Now Granny was banging pots and pans around. I knew she was getting real mad at us. I think Granddaddy was carrying on with me just to tease her.
“Well, he sounds like a cute little feller. I’d like to meet him sometime.”
“And,” I added a bit more excited, “he had some keys hangin’ around his neck.”
“Keys?” Granddaddy asked.
“Yes, Sir. He said they was to his kingdom and said if I had ‘em they’d be the keys to my kingdom.”
“Alright, you two, that’s all the leprechaun talk I wanna hear. Omar, ain’t you got work to do outside?”
I didn’t say a word but kept glancing back and forth at my grandparents, and then Granddaddy said, “Yeah, I got work to do. I’m gonna set me a Leprechaun trap down there by the shed.”
I could not help myself; I broke out in a giggle I could not control. Mean while, Granny grabbed the fly swatter and took a swing at Granddaddy. He jumped up and ran before she could connect with the side of his head. She took off after him, swinging the fly swatter with all her might but he was out the door and gone before she could catch up with him. She stopped at the door shaking the fly swatter at him as he disappeared down the road to the barn. She slammed the door shut and turned toward me.
I was gulping down my last swallow of cocoa getting ready to run myself.
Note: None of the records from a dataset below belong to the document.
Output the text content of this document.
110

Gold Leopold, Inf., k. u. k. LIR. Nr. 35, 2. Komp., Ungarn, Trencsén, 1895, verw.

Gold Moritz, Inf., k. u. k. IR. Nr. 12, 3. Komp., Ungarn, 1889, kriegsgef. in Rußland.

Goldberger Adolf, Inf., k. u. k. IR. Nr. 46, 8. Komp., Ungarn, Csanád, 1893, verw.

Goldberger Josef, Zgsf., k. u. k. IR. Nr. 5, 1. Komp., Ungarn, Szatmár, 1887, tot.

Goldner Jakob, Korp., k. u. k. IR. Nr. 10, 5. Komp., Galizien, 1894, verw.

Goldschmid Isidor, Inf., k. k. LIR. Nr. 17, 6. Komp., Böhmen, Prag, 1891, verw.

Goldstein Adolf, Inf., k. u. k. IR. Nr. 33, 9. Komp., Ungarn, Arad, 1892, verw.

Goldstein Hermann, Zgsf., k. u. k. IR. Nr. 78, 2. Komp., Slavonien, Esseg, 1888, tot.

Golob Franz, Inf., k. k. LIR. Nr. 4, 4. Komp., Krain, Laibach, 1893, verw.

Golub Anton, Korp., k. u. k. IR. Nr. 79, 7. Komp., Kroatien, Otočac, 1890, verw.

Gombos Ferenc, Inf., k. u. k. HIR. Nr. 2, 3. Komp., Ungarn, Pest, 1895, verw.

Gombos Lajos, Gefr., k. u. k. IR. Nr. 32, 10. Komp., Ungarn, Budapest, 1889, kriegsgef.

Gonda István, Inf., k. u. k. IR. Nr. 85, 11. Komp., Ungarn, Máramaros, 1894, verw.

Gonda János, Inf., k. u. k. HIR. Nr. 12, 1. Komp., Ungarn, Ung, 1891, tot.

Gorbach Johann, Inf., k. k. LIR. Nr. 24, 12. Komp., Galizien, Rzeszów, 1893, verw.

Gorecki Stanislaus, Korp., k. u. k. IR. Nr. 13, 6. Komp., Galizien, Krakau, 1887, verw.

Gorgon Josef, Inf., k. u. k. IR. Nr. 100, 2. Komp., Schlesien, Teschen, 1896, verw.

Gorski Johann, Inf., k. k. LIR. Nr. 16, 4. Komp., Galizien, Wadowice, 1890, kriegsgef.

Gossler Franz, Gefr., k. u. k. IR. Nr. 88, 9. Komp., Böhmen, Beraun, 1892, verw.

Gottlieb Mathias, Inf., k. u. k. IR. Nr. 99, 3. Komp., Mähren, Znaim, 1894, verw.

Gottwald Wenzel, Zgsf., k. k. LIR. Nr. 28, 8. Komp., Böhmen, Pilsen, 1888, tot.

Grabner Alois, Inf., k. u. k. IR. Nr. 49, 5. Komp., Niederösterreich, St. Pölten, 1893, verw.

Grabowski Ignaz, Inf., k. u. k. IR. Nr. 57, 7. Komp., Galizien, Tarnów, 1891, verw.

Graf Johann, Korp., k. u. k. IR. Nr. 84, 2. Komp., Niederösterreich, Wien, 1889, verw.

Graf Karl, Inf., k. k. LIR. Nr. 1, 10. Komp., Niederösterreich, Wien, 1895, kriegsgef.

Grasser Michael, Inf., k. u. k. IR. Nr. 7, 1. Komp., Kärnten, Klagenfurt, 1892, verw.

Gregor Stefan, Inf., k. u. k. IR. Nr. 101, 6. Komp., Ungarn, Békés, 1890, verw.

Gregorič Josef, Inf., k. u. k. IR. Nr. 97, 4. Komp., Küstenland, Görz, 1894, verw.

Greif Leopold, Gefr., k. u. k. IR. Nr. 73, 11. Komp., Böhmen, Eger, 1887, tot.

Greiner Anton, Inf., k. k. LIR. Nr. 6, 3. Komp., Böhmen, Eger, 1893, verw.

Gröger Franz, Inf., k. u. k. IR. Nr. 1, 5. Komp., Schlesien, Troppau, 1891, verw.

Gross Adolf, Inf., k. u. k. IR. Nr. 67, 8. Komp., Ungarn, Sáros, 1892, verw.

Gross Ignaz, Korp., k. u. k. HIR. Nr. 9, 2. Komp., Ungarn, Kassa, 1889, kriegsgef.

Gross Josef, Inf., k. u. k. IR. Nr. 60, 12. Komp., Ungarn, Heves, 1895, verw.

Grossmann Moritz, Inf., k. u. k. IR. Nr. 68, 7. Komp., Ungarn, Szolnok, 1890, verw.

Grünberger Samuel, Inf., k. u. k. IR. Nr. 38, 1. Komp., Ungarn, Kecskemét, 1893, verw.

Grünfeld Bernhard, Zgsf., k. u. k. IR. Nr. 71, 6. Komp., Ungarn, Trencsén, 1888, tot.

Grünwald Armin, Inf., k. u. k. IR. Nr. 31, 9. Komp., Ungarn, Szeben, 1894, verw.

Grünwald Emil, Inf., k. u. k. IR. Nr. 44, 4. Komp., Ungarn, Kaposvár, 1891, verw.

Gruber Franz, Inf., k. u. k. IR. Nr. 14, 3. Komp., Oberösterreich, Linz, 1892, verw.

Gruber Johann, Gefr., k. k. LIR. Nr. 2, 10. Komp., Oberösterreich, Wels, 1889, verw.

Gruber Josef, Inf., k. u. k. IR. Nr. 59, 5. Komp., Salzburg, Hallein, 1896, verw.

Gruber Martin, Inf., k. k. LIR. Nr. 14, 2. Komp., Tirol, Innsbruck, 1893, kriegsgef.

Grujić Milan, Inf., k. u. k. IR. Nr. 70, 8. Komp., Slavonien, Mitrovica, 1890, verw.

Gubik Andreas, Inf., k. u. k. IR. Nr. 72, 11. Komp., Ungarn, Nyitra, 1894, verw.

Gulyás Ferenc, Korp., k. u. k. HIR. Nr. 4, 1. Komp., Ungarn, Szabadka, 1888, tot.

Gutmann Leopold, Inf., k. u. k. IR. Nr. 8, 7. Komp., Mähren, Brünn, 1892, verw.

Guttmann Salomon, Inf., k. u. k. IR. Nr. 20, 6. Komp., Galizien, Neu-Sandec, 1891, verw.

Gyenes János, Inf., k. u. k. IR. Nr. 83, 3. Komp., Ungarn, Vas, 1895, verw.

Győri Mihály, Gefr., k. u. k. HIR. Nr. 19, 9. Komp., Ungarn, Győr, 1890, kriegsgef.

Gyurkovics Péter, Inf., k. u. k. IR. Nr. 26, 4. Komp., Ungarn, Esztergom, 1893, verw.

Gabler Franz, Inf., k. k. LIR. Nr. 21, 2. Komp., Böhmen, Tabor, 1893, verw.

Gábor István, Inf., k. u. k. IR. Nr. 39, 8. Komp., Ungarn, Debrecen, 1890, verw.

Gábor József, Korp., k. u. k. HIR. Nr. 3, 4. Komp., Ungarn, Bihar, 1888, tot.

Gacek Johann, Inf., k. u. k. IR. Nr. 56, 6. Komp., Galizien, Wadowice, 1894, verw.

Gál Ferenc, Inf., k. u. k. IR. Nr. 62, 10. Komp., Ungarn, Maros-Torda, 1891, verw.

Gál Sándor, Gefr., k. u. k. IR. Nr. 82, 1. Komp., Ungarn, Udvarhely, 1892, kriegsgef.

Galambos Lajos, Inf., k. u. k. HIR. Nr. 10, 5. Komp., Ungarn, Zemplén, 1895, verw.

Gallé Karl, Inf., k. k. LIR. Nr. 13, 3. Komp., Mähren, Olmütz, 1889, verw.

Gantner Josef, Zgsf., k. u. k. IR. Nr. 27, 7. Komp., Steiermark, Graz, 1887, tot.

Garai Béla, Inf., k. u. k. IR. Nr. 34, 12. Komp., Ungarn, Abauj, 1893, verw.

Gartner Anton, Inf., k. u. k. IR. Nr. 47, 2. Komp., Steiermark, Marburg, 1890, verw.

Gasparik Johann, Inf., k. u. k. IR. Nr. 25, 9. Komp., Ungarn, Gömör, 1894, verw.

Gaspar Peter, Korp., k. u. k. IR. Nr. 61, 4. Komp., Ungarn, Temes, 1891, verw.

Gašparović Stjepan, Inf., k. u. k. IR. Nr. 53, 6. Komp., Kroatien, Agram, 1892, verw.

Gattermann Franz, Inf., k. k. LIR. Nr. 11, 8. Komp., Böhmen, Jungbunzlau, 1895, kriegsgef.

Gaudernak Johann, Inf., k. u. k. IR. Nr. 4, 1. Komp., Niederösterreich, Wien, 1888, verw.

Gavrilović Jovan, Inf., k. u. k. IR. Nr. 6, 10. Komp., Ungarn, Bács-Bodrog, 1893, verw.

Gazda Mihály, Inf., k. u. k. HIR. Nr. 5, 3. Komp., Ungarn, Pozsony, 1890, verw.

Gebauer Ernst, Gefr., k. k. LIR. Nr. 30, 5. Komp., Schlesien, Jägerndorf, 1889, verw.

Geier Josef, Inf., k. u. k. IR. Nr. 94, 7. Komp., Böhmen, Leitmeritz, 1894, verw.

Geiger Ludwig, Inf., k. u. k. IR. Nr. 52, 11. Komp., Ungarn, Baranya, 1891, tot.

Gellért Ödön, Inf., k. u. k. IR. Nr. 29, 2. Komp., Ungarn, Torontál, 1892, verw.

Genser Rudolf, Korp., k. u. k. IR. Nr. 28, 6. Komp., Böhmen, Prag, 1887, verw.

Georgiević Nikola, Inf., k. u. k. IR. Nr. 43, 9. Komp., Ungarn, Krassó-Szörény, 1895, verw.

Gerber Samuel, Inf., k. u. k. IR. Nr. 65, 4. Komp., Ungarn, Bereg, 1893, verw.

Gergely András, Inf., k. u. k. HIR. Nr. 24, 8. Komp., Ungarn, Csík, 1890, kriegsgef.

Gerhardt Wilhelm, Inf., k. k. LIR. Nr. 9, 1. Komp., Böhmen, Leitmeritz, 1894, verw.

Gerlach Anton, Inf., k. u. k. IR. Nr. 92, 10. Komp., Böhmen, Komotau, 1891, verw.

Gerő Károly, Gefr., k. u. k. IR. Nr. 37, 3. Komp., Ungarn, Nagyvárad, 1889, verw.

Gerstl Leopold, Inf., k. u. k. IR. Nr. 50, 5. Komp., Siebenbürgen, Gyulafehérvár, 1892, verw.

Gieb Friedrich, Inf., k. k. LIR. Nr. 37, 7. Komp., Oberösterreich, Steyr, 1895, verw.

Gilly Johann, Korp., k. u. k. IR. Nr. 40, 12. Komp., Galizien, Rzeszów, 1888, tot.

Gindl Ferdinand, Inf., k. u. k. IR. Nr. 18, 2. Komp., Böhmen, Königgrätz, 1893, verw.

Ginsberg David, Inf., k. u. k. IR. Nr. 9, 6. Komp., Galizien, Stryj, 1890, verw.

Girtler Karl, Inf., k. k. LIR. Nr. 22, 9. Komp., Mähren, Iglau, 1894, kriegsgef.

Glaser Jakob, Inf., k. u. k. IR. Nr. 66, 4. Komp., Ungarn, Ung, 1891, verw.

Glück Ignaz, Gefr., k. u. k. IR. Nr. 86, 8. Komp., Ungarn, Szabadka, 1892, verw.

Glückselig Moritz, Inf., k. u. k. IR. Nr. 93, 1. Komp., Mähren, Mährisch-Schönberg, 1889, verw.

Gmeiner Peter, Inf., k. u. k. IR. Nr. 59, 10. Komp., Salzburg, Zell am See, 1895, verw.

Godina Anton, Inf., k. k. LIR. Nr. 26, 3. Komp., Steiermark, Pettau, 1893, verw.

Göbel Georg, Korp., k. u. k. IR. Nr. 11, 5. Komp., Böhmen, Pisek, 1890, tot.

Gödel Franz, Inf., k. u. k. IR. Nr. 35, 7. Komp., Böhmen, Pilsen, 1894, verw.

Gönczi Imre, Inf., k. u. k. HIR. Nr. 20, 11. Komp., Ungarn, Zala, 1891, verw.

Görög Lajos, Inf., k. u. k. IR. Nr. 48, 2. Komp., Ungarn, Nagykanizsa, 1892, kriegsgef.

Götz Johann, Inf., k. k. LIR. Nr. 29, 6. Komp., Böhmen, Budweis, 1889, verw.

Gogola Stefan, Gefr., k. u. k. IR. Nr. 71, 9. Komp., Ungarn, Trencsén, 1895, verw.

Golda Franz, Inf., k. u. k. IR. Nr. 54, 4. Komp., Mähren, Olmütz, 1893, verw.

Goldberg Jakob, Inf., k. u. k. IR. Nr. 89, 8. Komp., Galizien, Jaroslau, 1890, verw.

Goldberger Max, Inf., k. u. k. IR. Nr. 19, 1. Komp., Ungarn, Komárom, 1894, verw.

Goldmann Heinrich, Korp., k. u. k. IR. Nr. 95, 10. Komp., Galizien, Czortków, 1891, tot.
She pointed the fly swatter at me and said, “And you had better be getting’ dressed so you can find something to do too, young man.”
I was up and gone before she had to say anymore.
It was a warm day for February but I put on my warm over clothes just in case. The last thing I wanted was to get sick again and have to take more of the “dishwater” medicine. Outside, I decided to head down to the barn and see what had gone on with the feed shed and maybe find Granddaddy. I wasn’t a lot of help on the farm in those days, but I loved to tag along with him anyway.
There was no one at the barn. It looked like Granddaddy had already cleaned up the mess. I wondered what could have done it if it wasn’t the deer, but I never found out.
While I was standing in the barn lot, looking out across the field trying to find Granddaddy, I heard a rattling sound in the barn. I was pretty sure he was not inside because the big double doors were shut and secured with the big wooden lever across them. He could have gone in the back door but that wasn’t his usual way. I decided to have a look.
I pulled on the rope that operated the wooden lever. It took all my seven year old body had to get the lever to swing up, but I did it. I pushed open the big doors and the scent of ricked hay, cows and horses carried its way to me on a warm breeze. It was the smell of the farm, a smell I loved and there is no other scent to this day that compares to it.
The noise had probably been one of the barn cats chasing a mouse or maybe even the big snow owl I had seen last week roosting on the upper rails of the barn. I looked up from the middle of the barn driveway but saw nothing. But while I was looking up I heard another rattling, jangling sound coming from near the tack room.
My heart was pounding as I walked a little closer to the tack room where all the harness for the horses was kept. I wasn’t actually afraid because the sound was strangely familiar. Yet, I was cautious as I approached the door.
I reached for the handle. As I did, my eyes fell on something that made my heart nearly leap out of my chest.
There, hanging right beside the handle, on a nail, hung two keys kept together with a circle of baling wire. Then from somewhere way up in the hay loft I heard a laugh; a laugh I could never forget.
I thought of deer and sweet feed and deep beautiful snow, but I never spoke of Leprechauns again.